Question

我在编程上是一个新手，我正在尝试解决Java中最长的常见序列/子字符串问题之一。因此，我正在研究的算法问题是找到最长的公共子字符串而不切开单词。

例如：给定的string1 = He had 3 pennies and 5 quarters和string2 = q3nniesp应该返回pennies。

其他示例：string1 = They named the new place face cafe和string2 = e face，输出将为e face cafe。

我试图弄清楚这个算法，但是我无法决定是否需要将它们转换为char数组或将其评估为字符串。两个字符串都可以有空格的方式使我感到困惑。

我遵循了一些现有的stackoverflow问题，并尝试从https://www.geeksforgeeks.org/修改此代码：

static String findLongestSubsequence(String str1, String str2) {

        char[] A = str1.toCharArray();
        char[] B = str2.toCharArray();
        if (A == null || B == null) return null;

        final int n = A.length;
        final int m = B.length;

        if (n == 0 || m == 0) return null;

        int[][] dp = new int[n+1][m+1];

        // Suppose A = a1a2..an-1an and B = b1b2..bn-1bn
        for (int i = 1; i <= n; i++ ) {
            for (int j = 1; j <= m; j++) {

                // If ends match the LCS(a1a2..an-1an, b1b2..bn-1bn) = LCS(a1a2..an-1, b1b2..bn-1) + 1
                if (A[i-1] == B[j-1]) dp[i][j] = dp[i-1][j-1] + 1;

                    // If the ends do not match the LCS of a1a2..an-1an and b1b2..bn-1bn is
                    // max( LCS(a1a2..an-1, b1b2..bn-1bn), LCS(a1a2..an-1an, b1b2..bn-1) )
                else dp[i][j] = Math.max(dp[i-1][j], dp[i][j-1]);

            }
        }

        int lcsLen = dp[n][m];
        char[] lcs = new char[lcsLen];
        int index = 0;

        // Backtrack to find a LCS. We search for the cells
        // where we included an element which are those with
        // dp[i][j] != dp[i-1][j] and dp[i][j] != dp[i][j-1])
        int i = n, j = m;
        while (i >= 1 && j >= 1) {

            int v = dp[i][j];

            // The order of these may output different LCSs
            while(i > 1 && dp[i-1][j] == v) i--;
            while(j > 1 && dp[i][j-1] == v) j--;

            // Make sure there is a match before adding
            if (v > 0) lcs[lcsLen - index++ - 1] = A[i-1]; // or B[j-1];

            i--; j--;

        }

        return new String(lcs, 0, lcsLen);
    }

但是我一直得到错误的输出。
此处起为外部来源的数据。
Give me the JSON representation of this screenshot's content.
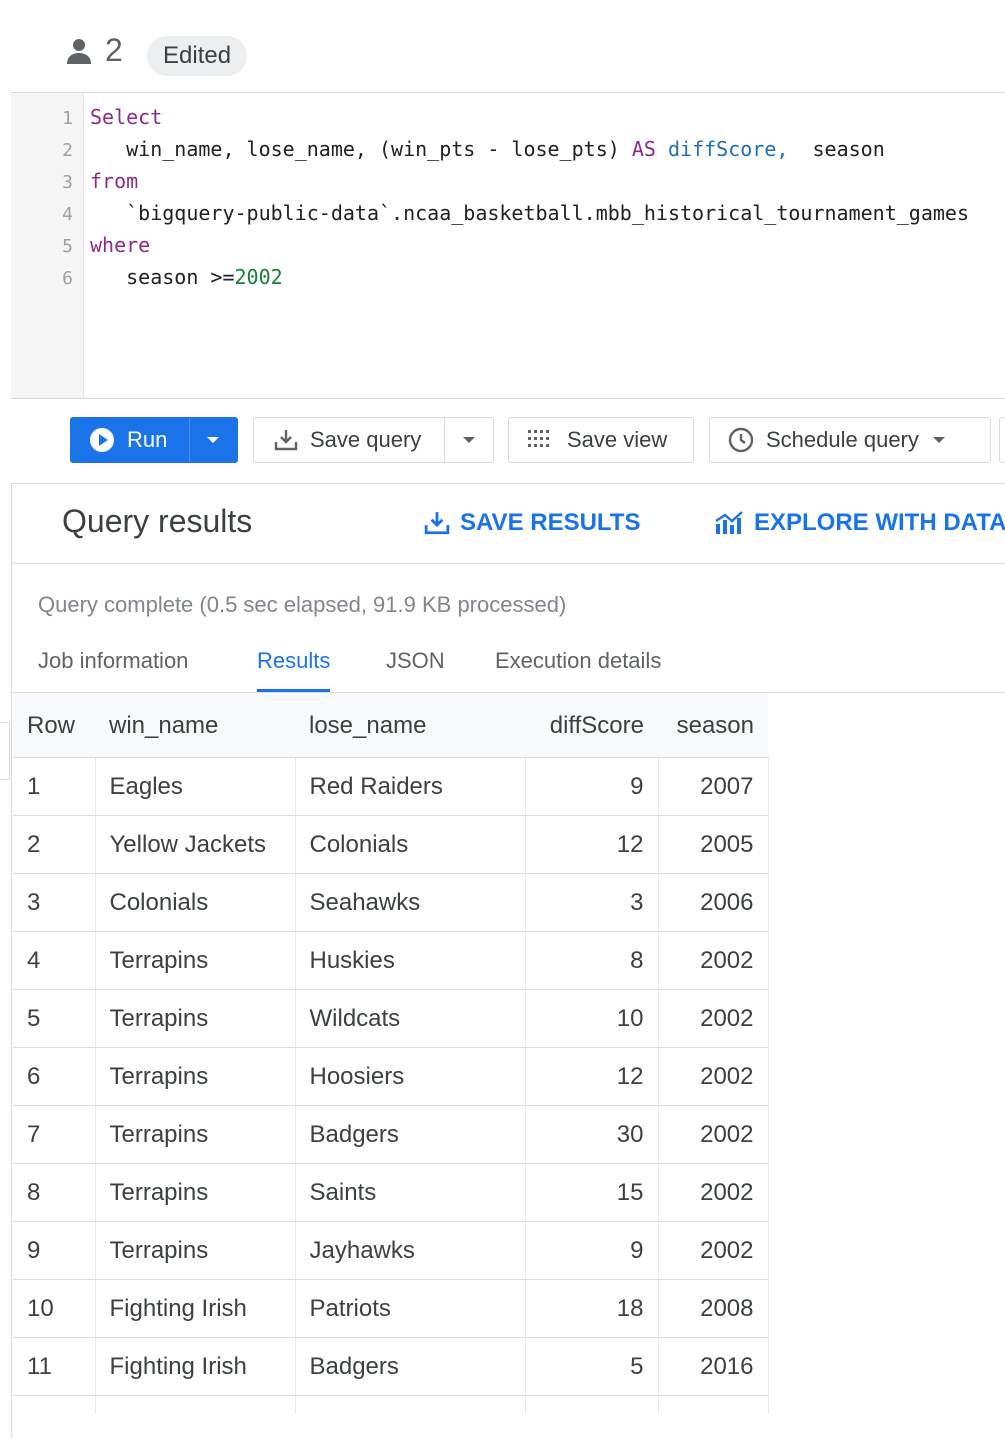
{
  "header": {
    "user_count": "2",
    "edited_label": "Edited"
  },
  "editor": {
    "lines": [
      {
        "num": "1",
        "tokens": [
          {
            "t": "Select",
            "c": "kw"
          }
        ]
      },
      {
        "num": "2",
        "tokens": [
          {
            "t": "   win_name, lose_name, (win_pts - lose_pts) ",
            "c": "pl"
          },
          {
            "t": "AS",
            "c": "kw"
          },
          {
            "t": " diffScore,",
            "c": "ty"
          },
          {
            "t": "  season",
            "c": "pl"
          }
        ]
      },
      {
        "num": "3",
        "tokens": [
          {
            "t": "from",
            "c": "kw"
          }
        ]
      },
      {
        "num": "4",
        "tokens": [
          {
            "t": "   `bigquery-public-data`.ncaa_basketball.mbb_historical_tournament_games",
            "c": "pl"
          }
        ]
      },
      {
        "num": "5",
        "tokens": [
          {
            "t": "where",
            "c": "kw"
          }
        ]
      },
      {
        "num": "6",
        "tokens": [
          {
            "t": "   season >=",
            "c": "pl"
          },
          {
            "t": "2002",
            "c": "nu"
          }
        ]
      }
    ]
  },
  "toolbar": {
    "run_label": "Run",
    "save_query_label": "Save query",
    "save_view_label": "Save view",
    "schedule_query_label": "Schedule query"
  },
  "results": {
    "title": "Query results",
    "save_results_label": "SAVE RESULTS",
    "explore_label": "EXPLORE WITH DATA",
    "status": "Query complete (0.5 sec elapsed, 91.9 KB processed)",
    "tabs": [
      "Job information",
      "Results",
      "JSON",
      "Execution details"
    ],
    "active_tab": "Results",
    "columns": [
      "Row",
      "win_name",
      "lose_name",
      "diffScore",
      "season"
    ],
    "rows": [
      [
        "1",
        "Eagles",
        "Red Raiders",
        "9",
        "2007"
      ],
      [
        "2",
        "Yellow Jackets",
        "Colonials",
        "12",
        "2005"
      ],
      [
        "3",
        "Colonials",
        "Seahawks",
        "3",
        "2006"
      ],
      [
        "4",
        "Terrapins",
        "Huskies",
        "8",
        "2002"
      ],
      [
        "5",
        "Terrapins",
        "Wildcats",
        "10",
        "2002"
      ],
      [
        "6",
        "Terrapins",
        "Hoosiers",
        "12",
        "2002"
      ],
      [
        "7",
        "Terrapins",
        "Badgers",
        "30",
        "2002"
      ],
      [
        "8",
        "Terrapins",
        "Saints",
        "15",
        "2002"
      ],
      [
        "9",
        "Terrapins",
        "Jayhawks",
        "9",
        "2002"
      ],
      [
        "10",
        "Fighting Irish",
        "Patriots",
        "18",
        "2008"
      ],
      [
        "11",
        "Fighting Irish",
        "Badgers",
        "5",
        "2016"
      ]
    ]
  },
  "colors": {
    "accent": "#1a73e8",
    "keyword": "#8b2b86",
    "identifier": "#1f6fb5",
    "number": "#188038"
  },
  "icons": {
    "users": "person-icon",
    "run": "play-circle-icon",
    "save": "download-tray-icon",
    "view": "grid-dots-icon",
    "schedule": "clock-icon",
    "explore": "chart-explore-icon"
  }
}
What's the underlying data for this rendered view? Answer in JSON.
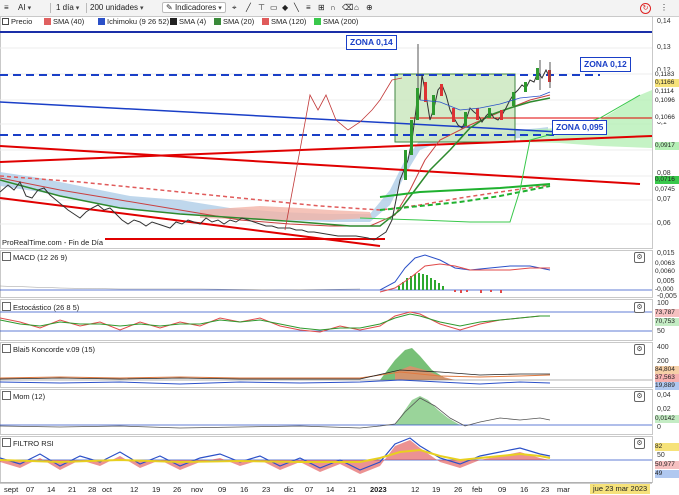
{
  "toolbar": {
    "symbol": "AI",
    "interval": "1 día",
    "units": "200 unidades",
    "indicators_label": "Indicadores"
  },
  "legend": [
    {
      "label": "Precio",
      "color": "#4a4a4a"
    },
    {
      "label": "SMA (40)",
      "color": "#e06060"
    },
    {
      "label": "Ichimoku (9 26 52)",
      "color": "#2b50c8"
    },
    {
      "label": "SMA (4)",
      "color": "#222222"
    },
    {
      "label": "SMA (20)",
      "color": "#3a8a3a"
    },
    {
      "label": "SMA (120)",
      "color": "#e05a5a"
    },
    {
      "label": "SMA (200)",
      "color": "#39c84b"
    }
  ],
  "annotations": {
    "zona_014": "ZONA 0,14",
    "zona_012": "ZONA 0,12",
    "zona_0095": "ZONA 0,095"
  },
  "source_label": "ProRealTime.com - Fin de Día",
  "price_axis": [
    "0,14",
    "0,13",
    "0,12",
    "0,11",
    "0,1",
    "0,09",
    "0,08",
    "0,07",
    "0,06"
  ],
  "price_tags": [
    "0,1183",
    "0,1166",
    "0,1114",
    "0,1096",
    "0,1066",
    "0,0917",
    "0,0716",
    "0,0745"
  ],
  "panels": [
    {
      "key": "macd",
      "label": "MACD (12 26 9)",
      "axis": [
        "0,015",
        "0,01",
        "0,005",
        "0",
        "-0,005"
      ],
      "tags": [
        "0,0063",
        "0,0060",
        "-0,000"
      ]
    },
    {
      "key": "estocastico",
      "label": "Estocástico (26 8 5)",
      "axis": [
        "100",
        "50"
      ],
      "tags": [
        "73,787",
        "70,753"
      ]
    },
    {
      "key": "koncorde",
      "label": "Blai5 Koncorde v.09 (15)",
      "axis": [
        "400",
        "200",
        "0"
      ],
      "tags": [
        "84,804",
        "37,563",
        "19,889"
      ]
    },
    {
      "key": "mom",
      "label": "Mom (12)",
      "axis": [
        "0,04",
        "0,02",
        "0"
      ],
      "tags": [
        "0,0142"
      ]
    },
    {
      "key": "rsi",
      "label": "FILTRO RSI",
      "axis": [
        "50"
      ],
      "tags": [
        "82",
        "50,977",
        "49"
      ]
    }
  ],
  "time_axis": [
    "sept",
    "07",
    "14",
    "21",
    "28",
    "oct",
    "12",
    "19",
    "26",
    "nov",
    "09",
    "16",
    "23",
    "dic",
    "07",
    "14",
    "21",
    "2023",
    "12",
    "19",
    "26",
    "feb",
    "09",
    "16",
    "23",
    "mar",
    "09",
    "16"
  ],
  "date_marker": "jue 23 mar 2023"
}
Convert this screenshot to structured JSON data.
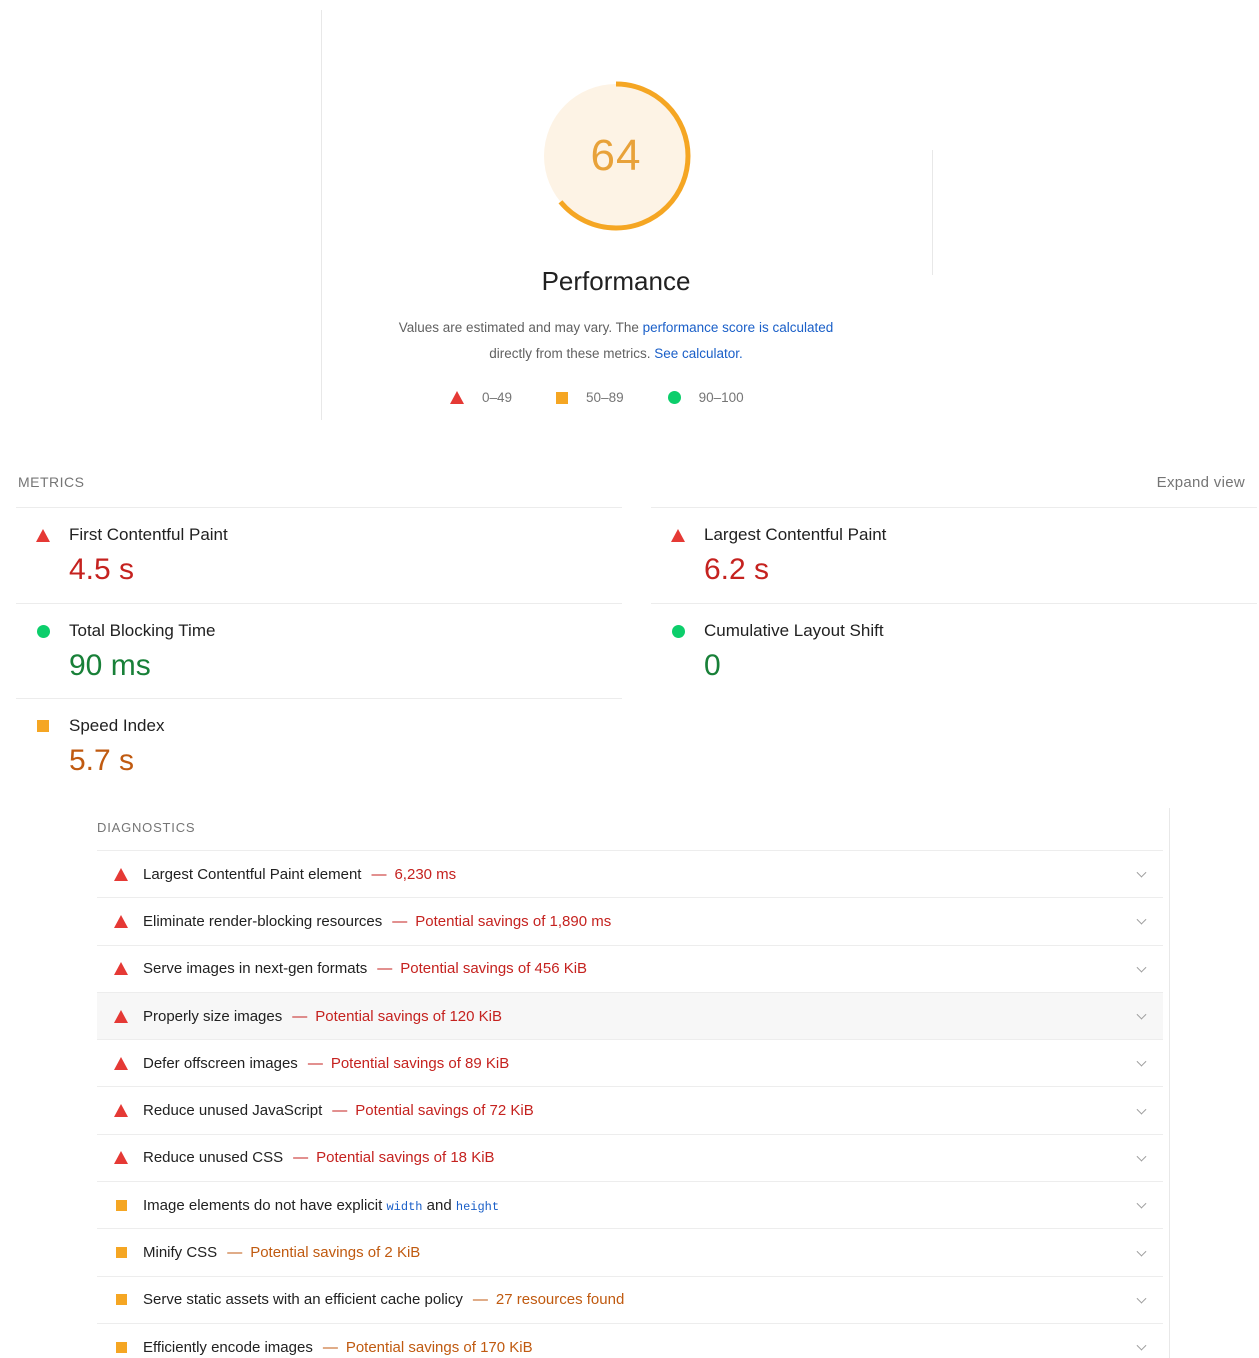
{
  "score": {
    "value": "64",
    "fraction": 0.64,
    "color": "#f5a623",
    "bg": "#fdf3e5"
  },
  "category": {
    "title": "Performance",
    "note_text": "Values are estimated and may vary. The ",
    "note_link": "performance score is calculated",
    "note_text2": "directly from these metrics. ",
    "note_link2": "See calculator."
  },
  "legend": [
    {
      "icon": "fail-triangle-icon",
      "label": "0–49"
    },
    {
      "icon": "average-square-icon",
      "label": "50–89"
    },
    {
      "icon": "pass-circle-icon",
      "label": "90–100"
    }
  ],
  "metrics": {
    "header": "METRICS",
    "expand": "Expand view",
    "items": [
      {
        "name": "First Contentful Paint",
        "value": "4.5 s",
        "rating": "fail"
      },
      {
        "name": "Largest Contentful Paint",
        "value": "6.2 s",
        "rating": "fail"
      },
      {
        "name": "Total Blocking Time",
        "value": "90 ms",
        "rating": "pass"
      },
      {
        "name": "Cumulative Layout Shift",
        "value": "0",
        "rating": "pass"
      },
      {
        "name": "Speed Index",
        "value": "5.7 s",
        "rating": "average"
      }
    ]
  },
  "diagnostics": {
    "header": "DIAGNOSTICS",
    "items": [
      {
        "title": "Largest Contentful Paint element",
        "detail": "6,230 ms",
        "rating": "fail"
      },
      {
        "title": "Eliminate render-blocking resources",
        "detail": "Potential savings of 1,890 ms",
        "rating": "fail"
      },
      {
        "title": "Serve images in next-gen formats",
        "detail": "Potential savings of 456 KiB",
        "rating": "fail"
      },
      {
        "title": "Properly size images",
        "detail": "Potential savings of 120 KiB",
        "rating": "fail"
      },
      {
        "title": "Defer offscreen images",
        "detail": "Potential savings of 89 KiB",
        "rating": "fail"
      },
      {
        "title": "Reduce unused JavaScript",
        "detail": "Potential savings of 72 KiB",
        "rating": "fail"
      },
      {
        "title": "Reduce unused CSS",
        "detail": "Potential savings of 18 KiB",
        "rating": "fail"
      },
      {
        "title": "Image elements do not have explicit",
        "code1": "width",
        "and": "and",
        "code2": "height",
        "detail": "",
        "rating": "average"
      },
      {
        "title": "Minify CSS",
        "detail": "Potential savings of 2 KiB",
        "rating": "average"
      },
      {
        "title": "Serve static assets with an efficient cache policy",
        "detail": "27 resources found",
        "rating": "average"
      },
      {
        "title": "Efficiently encode images",
        "detail": "Potential savings of 170 KiB",
        "rating": "average"
      }
    ]
  }
}
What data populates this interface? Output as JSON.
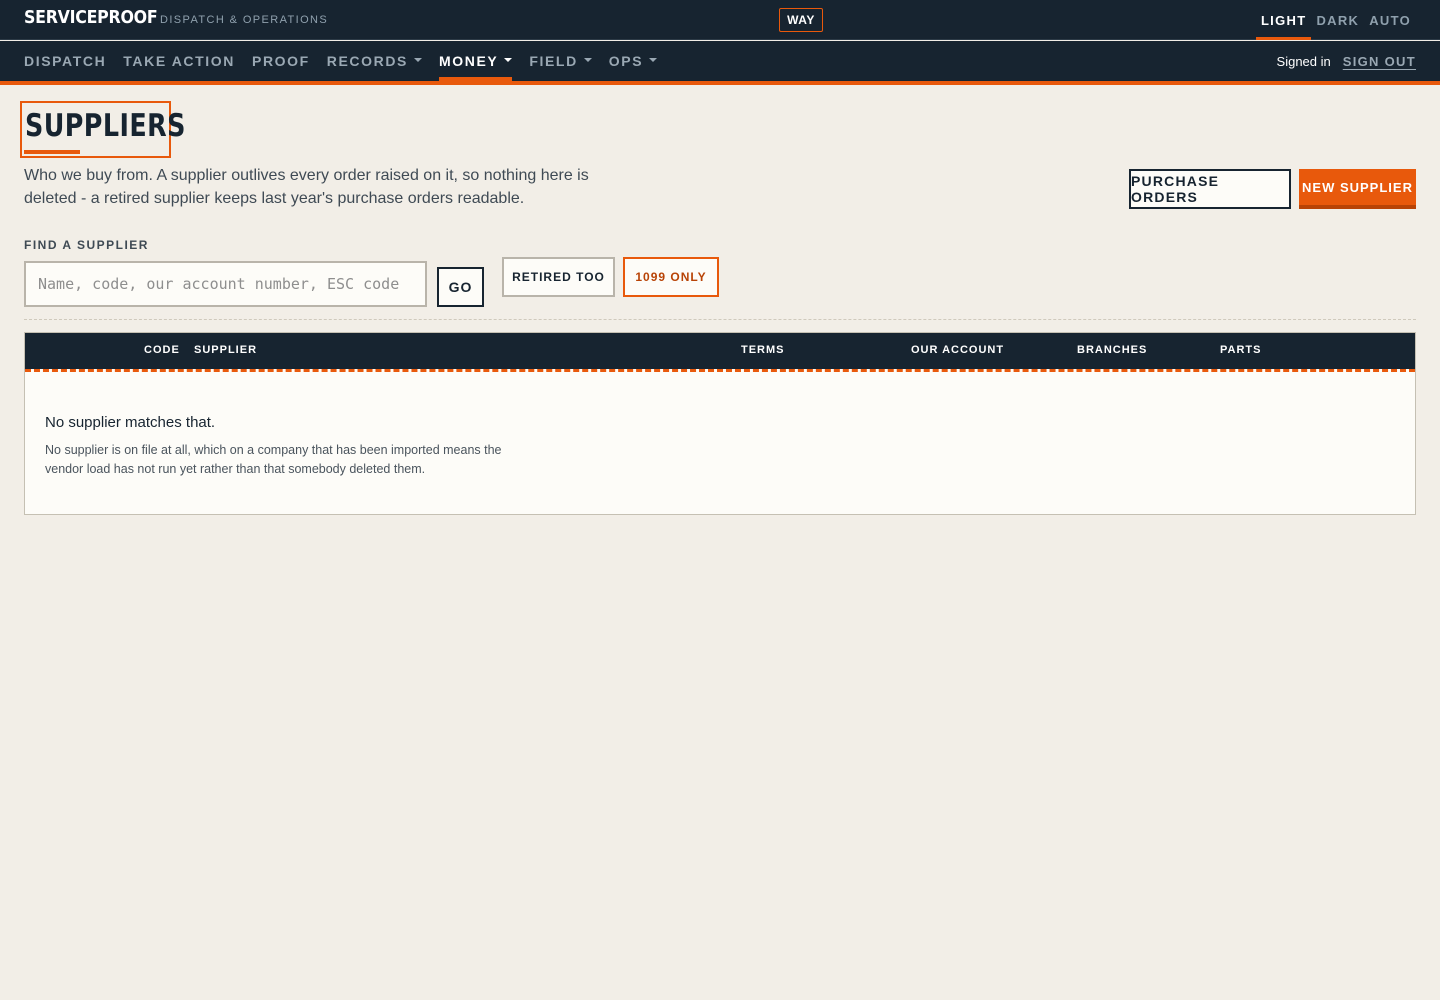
{
  "app": {
    "brand": "SERVICEPROOF",
    "tagline": "DISPATCH & OPERATIONS",
    "badge": "WAY"
  },
  "theme": {
    "options": [
      "LIGHT",
      "DARK",
      "AUTO"
    ],
    "selected": "LIGHT"
  },
  "nav": {
    "items": [
      {
        "label": "DISPATCH",
        "dropdown": false
      },
      {
        "label": "TAKE ACTION",
        "dropdown": false
      },
      {
        "label": "PROOF",
        "dropdown": false
      },
      {
        "label": "RECORDS",
        "dropdown": true
      },
      {
        "label": "MONEY",
        "dropdown": true,
        "active": true
      },
      {
        "label": "FIELD",
        "dropdown": true
      },
      {
        "label": "OPS",
        "dropdown": true
      }
    ],
    "signed_in": "Signed in",
    "sign_out": "SIGN OUT"
  },
  "page": {
    "title": "SUPPLIERS",
    "intro": "Who we buy from. A supplier outlives every order raised on it, so nothing here is deleted - a retired supplier keeps last year's purchase orders readable."
  },
  "actions": {
    "purchase_orders": "PURCHASE ORDERS",
    "new_supplier": "NEW SUPPLIER"
  },
  "search": {
    "label": "FIND A SUPPLIER",
    "placeholder": "Name, code, our account number, ESC code",
    "value": "",
    "go": "GO"
  },
  "filters": {
    "retired_too": "RETIRED TOO",
    "only_1099": "1099 ONLY",
    "only_1099_active": true
  },
  "table": {
    "columns": {
      "code": "CODE",
      "supplier": "SUPPLIER",
      "terms": "TERMS",
      "our_account": "OUR ACCOUNT",
      "branches": "BRANCHES",
      "parts": "PARTS"
    },
    "rows": [],
    "empty_title": "No supplier matches that.",
    "empty_body": "No supplier is on file at all, which on a company that has been imported means the vendor load has not run yet rather than that somebody deleted them."
  },
  "colors": {
    "navy": "#172430",
    "accent": "#e8590c",
    "page_bg": "#f2eee7",
    "panel_bg": "#fdfcf8"
  }
}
例如，第一个输出给出了output = 3nnies，我真的被困在这一点上，任何人都可以伸出援手或稍作尝试吗？谢谢大家。

Answer 1

不幸的是，我尝试了您的原始算法，但方向不正确。

我假设以下准则适用：

匹配的子字符串包含给定子字符串中的字符，这些字符可能不正确。
给定子字符串中的字符可能在匹配子字符串中出现多次。

因此，我在使用Java流时自由使用了蛮力算法：

// complexity of O(N*M), where N is the length of the original string and M is the length of the substring
static String longestCommonSequence(String string, String sub) {
    List<Character> primaryMatch = new ArrayList<>();
    List<Character> secondaryMatch = new ArrayList<>();
    // N iterations loop on original string
    for(char c : string.toCharArray()) {
      // M iterations loop on the substring
      if(sub.indexOf(c) != -1) {
        primaryMatch.add(c);
      }
      else {
        if(!primaryMatch.isEmpty()) {
          // replace secondaryMatch content with the current longet match
          if(secondaryMatch.size() <= primaryMatch.size()) {
            secondaryMatch.clear();
            secondaryMatch.addAll(primaryMatch);
          }
          primaryMatch.clear();
        }
      }
    }
    if(primaryMatch.size() < secondaryMatch.size()) {
      return secondaryMatch.stream().map(String::valueOf).collect(Collectors.joining());
    }
    return primaryMatch.stream().map(String::valueOf).collect(Collectors.joining());
}

您提供的输入的输出为：

string1 = He had 3 pennies and 5 quarters and string2 = q3nniesp ---> pennies
string1 = They named the new place face cafe and string2 = e face ---> ace face cafe

请注意第二个输出的区别-根据您描述的输出行为，上述算法的结果是正确的，因为ace face cafe比e face cafe长，因为多次使用字符允许来自给定子字符串的内容。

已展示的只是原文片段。